The poet used to write under the name Marion Lomax. In the book it doesn't say that she's Professor of English Language and Literature, St Mary's College, University of Surrey.
This book's a New and Selected with poems sometimes squeezed 2 to a page. Here's a chunk from "Just Another Commuter", selected from 30 years of poems - "I look into the dark window/ And try to see his face, but his neighbour/ Is nearer and hides him from view.// From here he could well be my father, But rather than make, what can only be/ An embarrassing mistake, I sit until/ We reach our destination. His thinning hair/ Has one side brushed over". I've written about an episode like this. I think most poets have. The implementation's not striking - the window used as a mirror and the comb-over have been seen many times before. Perhaps the use of cliché's deliberate. Perhaps I just don't get it.
And yet, a couple of pages on there's "Thethera" ("Swifts flit in and out where the mountain/ Allowed our forefathers to enter. We gather crooked spires of foxgloves") and then "Topsoil" ("I walk these moors for what they are./ The wind's runways. ... I walk these moors for what they are./ Neglected roof gardens of the mill towns"). This variety continues throughout the early section of the book, as if two different markets are being aimed at. The page-long "Ghosts" begins "In her dream she woke as usual ... The room felt full of people ... They seemed./ To hover round the bed" and ends with "One drew the curtain./ Another lifted the sheet/ To her face". I've heard all that before. "Somewhere Else" is shorter and less standard, but still recognisable - "When I phone part of me listens for home/ hidden behind you ... I wake confused with/ windows in new places, the wardrobe moved. ... As I staunch the sense of severed self,/ I feel you move silently, somewhere else". "Beyond Men"'s conclusion is "Tonight the sea's moans/ make women yearn/ for something beyond/ the love of men", which sounds familiar.
And yet, "On Independence and Resolution" includes "Bells drag their shadows across the sand/ To a glimmer of children ... When the tide comes in, the sea is always warmer;/ And your smile does not curve into a key". Sometimes the message of a poem is expressed as a metaphor. I like these -
- "We are never free from borders./ My mother died on an ocean,/ shores at its reaches; no fixed limits,/ just sea reclaiming then retreating" (p.47)
- "we're low in the water, dragging/ so much dead past with us/ it can fill the whole boat.// We can't see what we need to cast/ over the side for our dreams to swallow" (p.88)

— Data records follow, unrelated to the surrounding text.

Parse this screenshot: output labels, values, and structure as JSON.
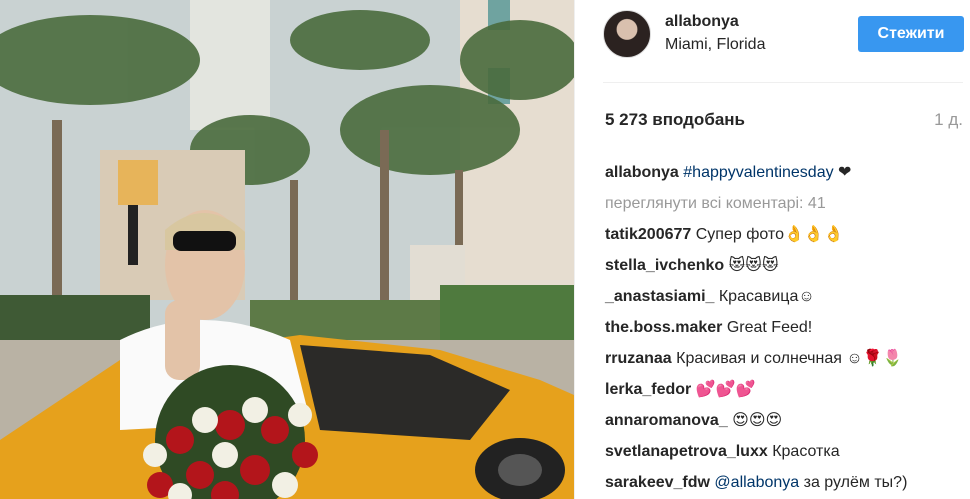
{
  "post": {
    "username": "allabonya",
    "location": "Miami, Florida",
    "follow_label": "Стежити",
    "likes": "5 273 вподобань",
    "time": "1 д.",
    "caption": {
      "user": "allabonya",
      "hashtag": "#happyvalentinesday",
      "text": " ❤"
    },
    "view_all": "переглянути всі коментарі: 41",
    "comments": [
      {
        "user": "tatik200677",
        "text": " Супер фото👌👌👌"
      },
      {
        "user": "stella_ivchenko",
        "text": " 😻😻😻"
      },
      {
        "user": "_anastasiami_",
        "text": " Красавица☺"
      },
      {
        "user": "the.boss.maker",
        "text": " Great Feed!"
      },
      {
        "user": "rruzanaa",
        "text": " Красивая и солнечная ☺🌹🌷"
      },
      {
        "user": "lerka_fedor",
        "text": " 💕💕💕"
      },
      {
        "user": "annaromanova_",
        "text": " 😍😍😍"
      },
      {
        "user": "svetlanapetrova_luxx",
        "text": " Красотка"
      },
      {
        "user": "sarakeev_fdw",
        "mention": "@allabonya",
        "text": " за рулём ты?)"
      }
    ]
  },
  "colors": {
    "accent": "#3897f0",
    "link": "#003569",
    "muted": "#999999"
  }
}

- "We need/ to keep climbing high enough to see in perspective:/ we need to keep on stealing each other's best bridges" (p.91)
In other poems though, the imagery's rather stale. The 2nd and 3rd examples below are the central images of the poems they're in.
- "[The City Bride] arrives/ and scales the steps/ in impossible shoes/ with a smile that lifts the spire even/ higher .... The blessing ends: / bells clang an ancient tone/ against the ringing of her mobile/phone" (p.90)
- "These mornings, you leave the place in darkness ... The closed door has disappeared:/ the track starts at your feet// though you cannot yet see it" (p.67)
- "Cacti reminded me of my mother -/ difficult to touch without injury to each other./ But when she was happy, relaxed, no tensions,/ her smiles were exotic, unexpected flowers ... cacti and love outlive their owners" (p.77)
There are sections of prose that I like in poems that are moving, but only because of the prose - "I always thought that when blood/ didn't come, a child would,/ that when it finally went, I'd be old ... I try not to think of all the wombs/ they test later, to be able to tell you,/ 'It was for the best' -/ for life - but only your own" (p.68-9). "Signing off" is a prosey anecdote. "50s jive" is far too long. "The Attachment" begins "You always click with a virtual man./ He knows the right keys to press for instant release". In other poems the speed and global nature of e-mail is treated as if it were a novelty.
A few poems are in a Scottish dialect. "Meeting again after almost eight years" is a sonnet. "Through-lines" is a pantoum. Before p.35 each line begins with a capital letter. The house-style changes afterwards.
I liked "The Boatman's Dream" which comes from "Raiding the Borders". That section has several poems about war and a mother's death.